適当に拾うだけで、自国であり祖父の戦死の地であることさえ忘れれば、空いた口が塞がらない。

(前略)いわゆる「ジンギスカン作戦」は、頼みの家畜の半数がチンドウィン川渡河時に流されて水死、さらに行く手を阻むジャングルや急峻な地形により兵士が食べる前にさらに脱落し、たちまち破綻した[35]。(中略)

皮肉にも日本兵はイギリス軍輸送機の投下した物資(「チャーチル給与」と呼ばれた)を拾って飢えを凌いだため、この物資を拾う決死隊が組織される有様だった。(中略)

日本陸軍内の抗命事件

現状を正確に認識して、部隊の自壊を危惧した第31師団長・佐藤幸徳陸軍中将は、「作戦継続困難」と判断して、度々撤退を進言する。しかし、牟田口はこれを拒絶し、作戦継続を厳命した。そのため双方の対立は次第に激化し、5月末、ついに佐藤は部下を集めて次のように告げた。

  1. 余は第三十一師団の将兵を救わんとする。
  2. 余は第十五軍を救わんとする。
  3. 軍は兵隊の骨までしゃぶる鬼畜と化しつつあり、即刻余の身をもって矯正せんとす。

さらに司令部に対しては「善戦敢闘六十日におよび人間に許されたる最大の忍耐を経てしかも刀折れ矢尽きたり。いずれの日にか再び来たって英霊に託びん。これを見て泣かざるものは人にあらず」(原文のふり仮名はカタカナ)と返電し、6月1日、兵力を補給集積地とされたウクルルまで退却、そこにも弾薬・食糧が全く無かったため[39]、独断で更にフミネまで後退した。これは陸軍刑法第42条に反し、師団長と言う陸軍の要職にある者が、司令部の命に抗命した日本陸軍初の抗命事件である。これが牟田口の逆鱗に触れて師団長を更迭されたが、もとより佐藤は死刑を覚悟しており、軍法会議で第15軍司令部の作戦指導を糾弾するつもりであったと言う。また、第33師団長柳田元三陸軍中将が、同様の進言をするものの牟田口は拒絶。これもまた牟田口の逆鱗に触れ、第15師団長山内正文陸軍中将と共に、相次いで更迭される事態となった。天皇によって任命される親補職である師団長(中将)が、現場の一司令官(中将)によって罷免されることは、本来ならば有り得ない事であり、天皇の任免権を侵すものであったが、後日、この人事が問題となることは無かった。三師団長の更迭の結果、第15軍は最早組織としての体を成さない状況に陥った[40]

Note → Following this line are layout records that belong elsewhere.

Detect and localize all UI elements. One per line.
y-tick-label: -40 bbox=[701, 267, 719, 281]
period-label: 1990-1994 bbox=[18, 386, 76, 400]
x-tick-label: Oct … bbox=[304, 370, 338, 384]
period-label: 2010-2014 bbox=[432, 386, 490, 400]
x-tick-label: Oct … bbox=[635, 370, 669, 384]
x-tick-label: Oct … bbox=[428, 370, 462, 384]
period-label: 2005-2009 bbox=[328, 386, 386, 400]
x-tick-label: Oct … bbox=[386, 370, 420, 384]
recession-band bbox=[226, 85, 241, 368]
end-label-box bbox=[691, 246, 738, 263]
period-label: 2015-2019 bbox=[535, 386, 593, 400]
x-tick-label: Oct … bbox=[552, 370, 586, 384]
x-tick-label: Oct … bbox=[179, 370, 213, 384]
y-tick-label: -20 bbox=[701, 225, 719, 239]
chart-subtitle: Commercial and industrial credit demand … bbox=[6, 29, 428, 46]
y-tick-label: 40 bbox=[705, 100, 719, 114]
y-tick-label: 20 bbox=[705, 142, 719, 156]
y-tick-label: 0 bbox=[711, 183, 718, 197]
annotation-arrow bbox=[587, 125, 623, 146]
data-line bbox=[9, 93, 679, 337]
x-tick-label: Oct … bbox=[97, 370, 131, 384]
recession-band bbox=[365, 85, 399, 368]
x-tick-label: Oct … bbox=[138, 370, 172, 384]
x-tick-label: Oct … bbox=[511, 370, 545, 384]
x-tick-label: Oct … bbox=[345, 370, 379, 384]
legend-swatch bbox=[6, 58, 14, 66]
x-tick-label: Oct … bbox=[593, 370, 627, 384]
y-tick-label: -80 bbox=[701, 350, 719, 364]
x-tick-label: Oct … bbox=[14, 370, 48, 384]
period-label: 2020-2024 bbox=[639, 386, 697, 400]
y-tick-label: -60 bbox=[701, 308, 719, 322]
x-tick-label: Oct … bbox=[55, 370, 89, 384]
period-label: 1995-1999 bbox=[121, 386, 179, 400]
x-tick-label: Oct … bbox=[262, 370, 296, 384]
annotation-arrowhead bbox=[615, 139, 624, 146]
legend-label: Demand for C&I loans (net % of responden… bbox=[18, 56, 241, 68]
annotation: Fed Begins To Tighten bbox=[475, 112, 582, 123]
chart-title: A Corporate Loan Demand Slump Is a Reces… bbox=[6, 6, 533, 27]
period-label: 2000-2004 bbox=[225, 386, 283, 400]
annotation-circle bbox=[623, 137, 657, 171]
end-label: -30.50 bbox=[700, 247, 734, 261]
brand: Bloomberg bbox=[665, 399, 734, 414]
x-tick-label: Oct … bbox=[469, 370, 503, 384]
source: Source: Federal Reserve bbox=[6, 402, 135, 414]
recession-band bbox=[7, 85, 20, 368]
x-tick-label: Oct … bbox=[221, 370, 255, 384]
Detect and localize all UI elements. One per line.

 この愚かな戦闘に至るくつかの戦争が不景気のため東北地方で身売りが多いという一点であった事を考えれば、身売りぐらいならそれでいいのではと思ってしまう。

抗命事件の辺りは決定的に大元帥天皇の指揮権に由来する失態であり、西洋なら革命が起こっておかしくない。*1

 

宮崎繁三郎 - Wikipedia

この方は多少美化されているとしても、かっこいい。退役後、商店経営って所も大好きな感じだ。

 

火野葦平 - Wikipedia

火野正平ではない所が味噌だが、火野正平の方がオマージュであろう。

 

二百三高地と並ぶ、大日本帝国陸軍最大の失策と考える。いや、ヒトラーの東部戦線の次くらいだろうと考える。

質的にはノモンハン事件*2と同様である。指揮系統の無責任さが際立つ。ただしインパールの方が圧倒的に規模が大きい。

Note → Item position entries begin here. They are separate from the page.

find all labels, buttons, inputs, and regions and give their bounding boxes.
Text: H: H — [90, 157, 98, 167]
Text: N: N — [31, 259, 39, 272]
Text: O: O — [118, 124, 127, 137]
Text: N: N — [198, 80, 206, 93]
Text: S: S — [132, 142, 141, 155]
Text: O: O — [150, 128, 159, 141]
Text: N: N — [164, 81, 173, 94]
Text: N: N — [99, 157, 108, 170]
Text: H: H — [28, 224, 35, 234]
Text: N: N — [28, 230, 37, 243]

そういう意味では二百三高地は無責任な大本営の作戦ではあったが、軍の目的意識はそれ相応にあったとも言える。本来は海軍の失策から始まったのに、陸軍の沽券に関わる問題になったのは、乃木希典大将と大本営との人間関係のようなものだったようだ。二百三高地を攻略する戦略的意義は非常に低かった。

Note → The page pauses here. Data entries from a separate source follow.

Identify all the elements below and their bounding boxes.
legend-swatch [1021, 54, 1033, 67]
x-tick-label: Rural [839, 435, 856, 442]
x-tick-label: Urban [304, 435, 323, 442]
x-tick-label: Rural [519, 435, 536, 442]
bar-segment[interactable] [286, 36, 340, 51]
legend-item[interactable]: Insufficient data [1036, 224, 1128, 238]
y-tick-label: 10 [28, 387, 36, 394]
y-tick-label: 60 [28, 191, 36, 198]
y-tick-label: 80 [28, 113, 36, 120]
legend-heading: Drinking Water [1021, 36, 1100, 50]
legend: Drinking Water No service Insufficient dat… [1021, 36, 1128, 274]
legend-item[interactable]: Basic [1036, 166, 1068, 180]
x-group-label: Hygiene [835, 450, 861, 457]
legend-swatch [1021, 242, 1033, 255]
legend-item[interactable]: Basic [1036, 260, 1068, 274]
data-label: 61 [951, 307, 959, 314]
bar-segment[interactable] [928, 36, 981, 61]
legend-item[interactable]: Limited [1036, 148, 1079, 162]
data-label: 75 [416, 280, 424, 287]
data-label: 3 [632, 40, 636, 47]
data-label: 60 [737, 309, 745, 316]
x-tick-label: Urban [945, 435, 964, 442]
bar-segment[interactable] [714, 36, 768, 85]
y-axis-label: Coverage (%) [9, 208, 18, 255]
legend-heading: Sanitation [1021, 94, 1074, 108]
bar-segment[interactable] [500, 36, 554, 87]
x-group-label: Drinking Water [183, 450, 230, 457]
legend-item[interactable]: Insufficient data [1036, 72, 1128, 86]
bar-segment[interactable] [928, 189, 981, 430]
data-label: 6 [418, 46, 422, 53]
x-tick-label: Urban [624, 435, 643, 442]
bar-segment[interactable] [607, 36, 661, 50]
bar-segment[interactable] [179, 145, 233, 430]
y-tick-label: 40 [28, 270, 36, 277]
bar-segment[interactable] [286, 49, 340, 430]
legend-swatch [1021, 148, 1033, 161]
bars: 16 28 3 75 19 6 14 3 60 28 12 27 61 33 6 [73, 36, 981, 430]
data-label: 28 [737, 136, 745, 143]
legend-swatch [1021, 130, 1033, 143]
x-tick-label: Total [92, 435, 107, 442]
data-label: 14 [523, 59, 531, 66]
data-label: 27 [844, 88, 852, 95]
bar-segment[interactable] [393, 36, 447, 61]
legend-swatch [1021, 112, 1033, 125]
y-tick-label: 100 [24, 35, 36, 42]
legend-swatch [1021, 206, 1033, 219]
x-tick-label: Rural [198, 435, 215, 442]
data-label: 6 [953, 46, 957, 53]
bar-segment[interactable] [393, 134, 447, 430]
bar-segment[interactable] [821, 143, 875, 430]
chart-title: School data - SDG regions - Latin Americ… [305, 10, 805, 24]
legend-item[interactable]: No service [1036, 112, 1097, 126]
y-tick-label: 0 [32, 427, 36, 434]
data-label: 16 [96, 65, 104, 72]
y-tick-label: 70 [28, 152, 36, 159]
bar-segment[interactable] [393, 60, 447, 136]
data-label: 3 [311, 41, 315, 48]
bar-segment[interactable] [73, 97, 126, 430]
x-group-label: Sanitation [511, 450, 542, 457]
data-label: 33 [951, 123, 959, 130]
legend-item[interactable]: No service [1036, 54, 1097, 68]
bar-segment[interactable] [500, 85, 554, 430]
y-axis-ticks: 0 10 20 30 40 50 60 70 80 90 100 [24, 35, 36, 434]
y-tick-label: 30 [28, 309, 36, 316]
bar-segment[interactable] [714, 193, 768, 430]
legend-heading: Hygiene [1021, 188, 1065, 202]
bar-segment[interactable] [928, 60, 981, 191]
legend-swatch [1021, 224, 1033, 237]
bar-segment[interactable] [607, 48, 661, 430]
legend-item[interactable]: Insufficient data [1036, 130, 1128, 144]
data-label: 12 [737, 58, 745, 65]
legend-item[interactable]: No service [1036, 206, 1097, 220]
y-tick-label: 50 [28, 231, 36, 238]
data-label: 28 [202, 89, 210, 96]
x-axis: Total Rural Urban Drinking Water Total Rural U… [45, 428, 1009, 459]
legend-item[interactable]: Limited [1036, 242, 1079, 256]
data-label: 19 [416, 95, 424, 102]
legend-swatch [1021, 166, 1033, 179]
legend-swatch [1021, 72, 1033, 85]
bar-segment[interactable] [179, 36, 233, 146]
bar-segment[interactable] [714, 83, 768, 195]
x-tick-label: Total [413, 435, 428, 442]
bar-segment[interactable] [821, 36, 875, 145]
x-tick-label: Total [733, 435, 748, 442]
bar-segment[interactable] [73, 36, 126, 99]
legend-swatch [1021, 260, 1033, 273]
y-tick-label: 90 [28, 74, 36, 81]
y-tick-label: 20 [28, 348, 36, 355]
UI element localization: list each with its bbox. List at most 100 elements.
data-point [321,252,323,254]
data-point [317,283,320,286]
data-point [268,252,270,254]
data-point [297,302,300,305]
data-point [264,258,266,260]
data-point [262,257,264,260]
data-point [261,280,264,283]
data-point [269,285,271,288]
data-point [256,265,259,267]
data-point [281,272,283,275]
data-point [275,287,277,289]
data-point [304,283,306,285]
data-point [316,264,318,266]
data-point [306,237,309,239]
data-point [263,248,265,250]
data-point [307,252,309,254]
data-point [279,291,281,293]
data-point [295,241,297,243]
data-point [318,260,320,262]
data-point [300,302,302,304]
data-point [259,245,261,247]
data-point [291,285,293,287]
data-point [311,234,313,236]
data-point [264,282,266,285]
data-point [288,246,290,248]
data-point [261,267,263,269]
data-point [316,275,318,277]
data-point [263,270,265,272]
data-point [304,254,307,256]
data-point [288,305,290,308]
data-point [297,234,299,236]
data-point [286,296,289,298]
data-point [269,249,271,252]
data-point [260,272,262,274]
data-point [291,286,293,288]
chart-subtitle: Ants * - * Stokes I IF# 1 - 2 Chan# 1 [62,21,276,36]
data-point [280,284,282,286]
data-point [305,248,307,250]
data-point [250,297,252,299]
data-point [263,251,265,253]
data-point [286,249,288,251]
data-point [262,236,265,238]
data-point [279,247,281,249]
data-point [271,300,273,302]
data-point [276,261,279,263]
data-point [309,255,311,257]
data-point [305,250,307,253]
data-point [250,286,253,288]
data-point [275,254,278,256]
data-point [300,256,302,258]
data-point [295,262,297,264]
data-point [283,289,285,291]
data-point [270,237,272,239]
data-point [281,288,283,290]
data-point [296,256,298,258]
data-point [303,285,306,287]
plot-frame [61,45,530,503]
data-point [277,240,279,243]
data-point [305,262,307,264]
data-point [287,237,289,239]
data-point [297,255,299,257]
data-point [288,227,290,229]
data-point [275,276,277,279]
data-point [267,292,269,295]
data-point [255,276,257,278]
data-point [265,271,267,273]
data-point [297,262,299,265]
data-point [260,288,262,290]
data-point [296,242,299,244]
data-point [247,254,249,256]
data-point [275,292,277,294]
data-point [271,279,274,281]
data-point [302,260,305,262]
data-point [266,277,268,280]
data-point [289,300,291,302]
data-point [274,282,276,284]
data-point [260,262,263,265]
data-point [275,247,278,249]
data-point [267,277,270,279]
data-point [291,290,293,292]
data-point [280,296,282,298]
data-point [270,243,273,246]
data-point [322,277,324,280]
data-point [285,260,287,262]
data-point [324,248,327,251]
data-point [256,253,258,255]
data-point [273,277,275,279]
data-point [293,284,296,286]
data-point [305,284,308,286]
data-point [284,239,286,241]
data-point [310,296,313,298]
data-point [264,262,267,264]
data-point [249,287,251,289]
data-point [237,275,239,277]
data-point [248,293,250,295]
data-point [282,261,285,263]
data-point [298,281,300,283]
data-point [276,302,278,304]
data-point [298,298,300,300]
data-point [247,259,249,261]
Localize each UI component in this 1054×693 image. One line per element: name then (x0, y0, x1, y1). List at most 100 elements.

インパールは戦略的意義はない。目的意識において既に希薄である。

現在のビルマ*3全土を制圧しても

援蒋ルート

とやらを止めることなど出来ない。やるなら、インド=大英帝国全土を制圧する必要がある。そして、日本陸軍にはビルマ全土を制圧する兵員は残されていないので、当初の意義さえ元々ない。

目的を無理に探せば

海軍は海でドンパチやって英雄気取りだ。俺らは中国で停滞してる。俺らも一発くらいはやりたい。

という一点しかない。

もう少し言えば、

ガダルカナルでは海軍の尻拭いをして、カッコ悪い「転進」をさせられた。今度は自分らだけでやりたい。

ということになる。

インパール作戦 - Wikipedia

 

 

*1:実際天皇は敗北よりもクーデターを強く恐れていたことがよく言われている、日本の特異な点は革命の可能性がなかった所だ。